Shorelines cleanup brings 100 volunteers to Stanley Park

Anastasia Castro and Charlotte Brady have found deep purpose in fighting to save the ocean.

The Grade 11 students at Glenlyon Norfolk School in Victoria, both 16, spent Saturday at Second Beach in Vancouver, using tongs and trash pickers to help with a shoreline cleanup, one of many such events being held across Canada on World Oceans Day.

The girls, along with friend Grace Poole, have led work to ban single-use plastic bags in the Greater Victoria area, and spoken about their efforts with Vancouver city council. They’re currently working with MLAs and MPs to push for a provincial ban on all single-use plastics.

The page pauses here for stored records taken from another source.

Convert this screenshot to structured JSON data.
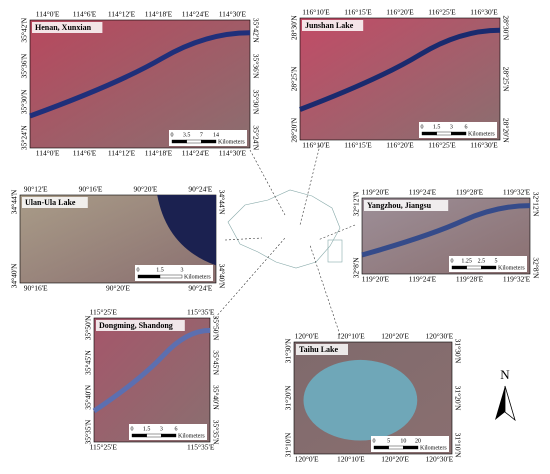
{
  "panels": [
    {
      "title": "Henan, Xunxian",
      "top": [
        "114°0'E",
        "114°6'E",
        "114°12'E",
        "114°18'E",
        "114°24'E",
        "114°30'E"
      ],
      "bottom": [
        "114°0'E",
        "114°6'E",
        "114°12'E",
        "114°18'E",
        "114°24'E",
        "114°30'E"
      ],
      "left": [
        "35°42'N",
        "35°36'N",
        "35°30'N",
        "35°24'N"
      ],
      "right": [
        "35°42'N",
        "35°36'N",
        "35°30'N",
        "35°24'N"
      ],
      "scale": {
        "ticks": [
          "0",
          "3.5",
          "7",
          "14"
        ],
        "unit": "Kilometers"
      }
    },
    {
      "title": "Junshan Lake",
      "top": [
        "116°10'E",
        "116°15'E",
        "116°20'E",
        "116°25'E",
        "116°30'E"
      ],
      "bottom": [
        "116°10'E",
        "116°15'E",
        "116°20'E",
        "116°25'E",
        "116°30'E"
      ],
      "left": [
        "28°30'N",
        "28°25'N",
        "28°20'N"
      ],
      "right": [
        "28°30'N",
        "28°25'N",
        "28°20'N"
      ],
      "scale": {
        "ticks": [
          "0",
          "1.5",
          "3",
          "6"
        ],
        "unit": "Kilometers"
      }
    },
    {
      "title": "Ulan-Ula Lake",
      "top": [
        "90°12'E",
        "90°16'E",
        "90°20'E",
        "90°24'E"
      ],
      "bottom": [
        "90°16'E",
        "90°20'E",
        "90°24'E"
      ],
      "left": [
        "34°44'N",
        "34°40'N"
      ],
      "right": [
        "34°44'N",
        "34°40'N"
      ],
      "scale": {
        "ticks": [
          "0",
          "1.5",
          "3"
        ],
        "unit": "Kilometers"
      }
    },
    {
      "title": "Yangzhou, Jiangsu",
      "top": [
        "119°20'E",
        "119°24'E",
        "119°28'E",
        "119°32'E"
      ],
      "bottom": [
        "119°20'E",
        "119°24'E",
        "119°28'E",
        "119°32'E"
      ],
      "left": [
        "32°12'N",
        "32°8'N"
      ],
      "right": [
        "32°12'N",
        "32°8'N"
      ],
      "scale": {
        "ticks": [
          "0",
          "1.25",
          "2.5",
          "5"
        ],
        "unit": "Kilometers"
      }
    },
    {
      "title": "Dongming, Shandong",
      "top": [
        "115°25'E",
        "115°35'E"
      ],
      "bottom": [
        "115°25'E",
        "115°35'E"
      ],
      "left": [
        "35°50'N",
        "35°45'N",
        "35°40'N",
        "35°35'N"
      ],
      "right": [
        "35°50'N",
        "35°45'N",
        "35°40'N",
        "35°35'N"
      ],
      "scale": {
        "ticks": [
          "0",
          "1.5",
          "3",
          "6"
        ],
        "unit": "Kilometers"
      }
    },
    {
      "title": "Taihu Lake",
      "top": [
        "120°0'E",
        "120°10'E",
        "120°20'E",
        "120°30'E"
      ],
      "bottom": [
        "120°0'E",
        "120°10'E",
        "120°20'E",
        "120°30'E"
      ],
      "left": [
        "31°30'N",
        "31°20'N",
        "31°10'N"
      ],
      "right": [
        "31°30'N",
        "31°20'N",
        "31°10'N"
      ],
      "scale": {
        "ticks": [
          "0",
          "5",
          "10",
          "20"
        ],
        "unit": "Kilometers"
      }
    }
  ],
  "north": "N"
}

“Single-use plastics are so important to us, we wanted to get out in the community and show we are dedicated to Vancouver and Victoria, because we all need to work on this together,” Brady said.

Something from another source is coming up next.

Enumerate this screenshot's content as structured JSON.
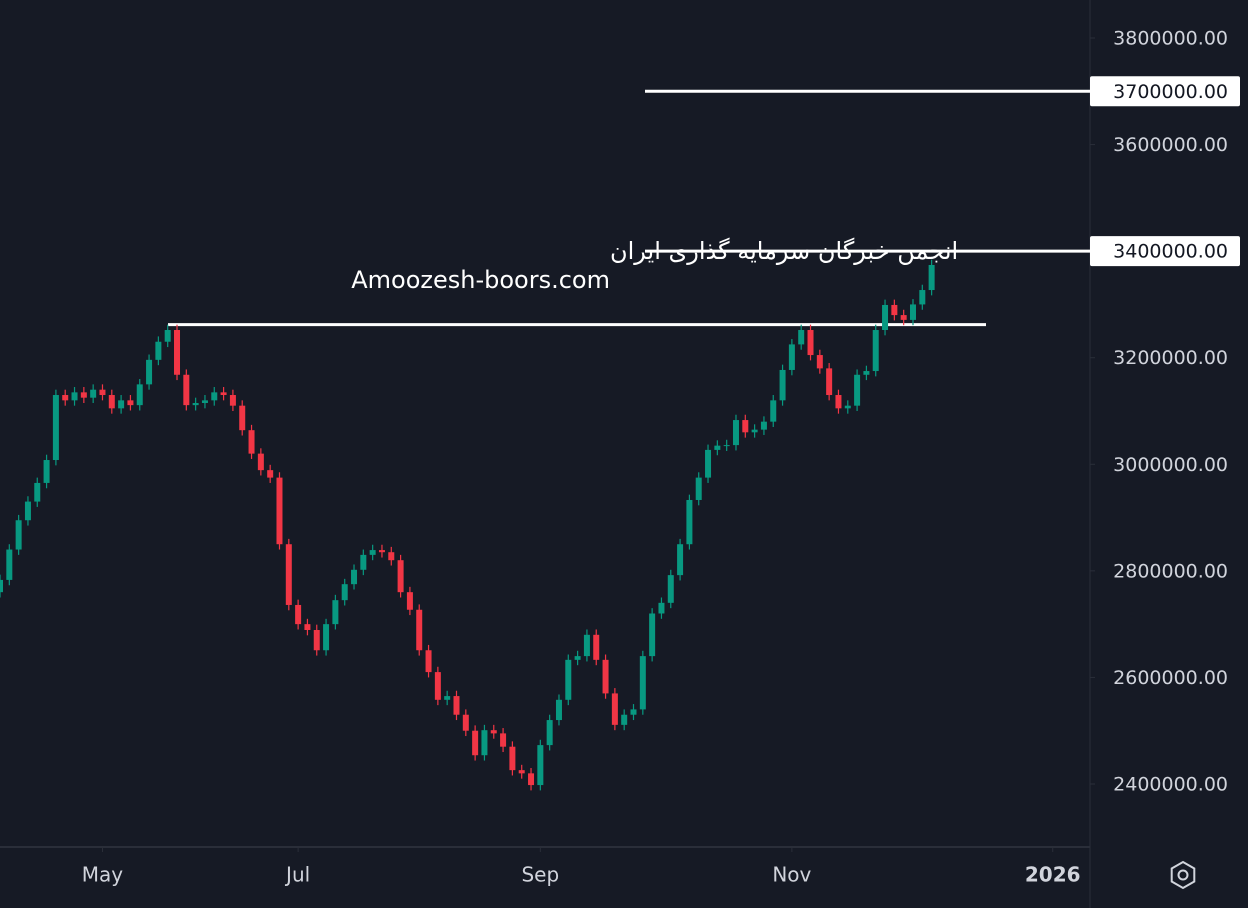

The teenagers say their fight for legislation is important, given the threat of the climate crisis, but so is spending time on the ground to keep their local beaches clean.

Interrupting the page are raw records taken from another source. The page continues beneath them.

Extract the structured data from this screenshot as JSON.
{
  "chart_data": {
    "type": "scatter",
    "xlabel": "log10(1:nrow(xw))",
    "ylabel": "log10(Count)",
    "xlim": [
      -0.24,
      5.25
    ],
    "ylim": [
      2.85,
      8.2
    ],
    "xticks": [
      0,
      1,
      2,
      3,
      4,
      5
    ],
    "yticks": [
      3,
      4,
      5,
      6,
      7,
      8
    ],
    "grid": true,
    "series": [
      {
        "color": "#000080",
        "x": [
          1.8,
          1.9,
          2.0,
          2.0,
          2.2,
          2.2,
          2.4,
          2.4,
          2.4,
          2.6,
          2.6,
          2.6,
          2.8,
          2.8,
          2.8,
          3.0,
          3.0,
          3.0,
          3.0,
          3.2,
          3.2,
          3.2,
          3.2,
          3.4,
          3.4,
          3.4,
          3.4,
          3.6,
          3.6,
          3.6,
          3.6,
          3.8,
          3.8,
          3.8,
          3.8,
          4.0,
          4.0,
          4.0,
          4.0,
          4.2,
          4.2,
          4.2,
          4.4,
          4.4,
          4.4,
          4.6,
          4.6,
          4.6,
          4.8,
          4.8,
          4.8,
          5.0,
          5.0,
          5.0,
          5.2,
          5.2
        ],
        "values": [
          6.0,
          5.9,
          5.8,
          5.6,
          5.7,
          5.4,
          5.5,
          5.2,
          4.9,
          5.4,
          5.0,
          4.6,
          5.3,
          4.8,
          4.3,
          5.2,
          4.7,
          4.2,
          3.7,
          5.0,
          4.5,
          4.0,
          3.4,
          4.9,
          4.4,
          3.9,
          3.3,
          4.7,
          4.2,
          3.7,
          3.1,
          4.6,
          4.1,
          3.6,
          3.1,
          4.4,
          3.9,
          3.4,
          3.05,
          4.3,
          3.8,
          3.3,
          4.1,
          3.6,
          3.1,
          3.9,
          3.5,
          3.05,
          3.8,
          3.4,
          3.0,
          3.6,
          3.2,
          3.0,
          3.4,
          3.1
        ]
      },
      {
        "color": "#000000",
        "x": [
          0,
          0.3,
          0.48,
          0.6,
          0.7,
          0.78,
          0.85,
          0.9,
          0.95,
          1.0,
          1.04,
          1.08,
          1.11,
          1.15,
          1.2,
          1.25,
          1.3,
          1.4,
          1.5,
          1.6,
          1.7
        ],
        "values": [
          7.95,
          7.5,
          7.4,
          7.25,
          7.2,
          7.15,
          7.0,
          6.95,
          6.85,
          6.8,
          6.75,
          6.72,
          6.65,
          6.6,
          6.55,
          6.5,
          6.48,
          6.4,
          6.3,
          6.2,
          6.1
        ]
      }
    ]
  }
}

“The ocean is just such an alien and beautiful place,” Castro said.

“I’ve been diving before and you always see these images of it but never realize how crazy it is. It’s like going to another planet. Everyone talks about going to Mars, but if you want to go to another planet, the only place you have to go is to stick your head in the ocean.”

“It’s so integral to the rest of the ecosystem, how we all survive,” added Brady. “If the ocean even warms by a few degrees, we will lose so much of nature, we will lose so much of our ability to produce the right amount of oxygen for the Earth.”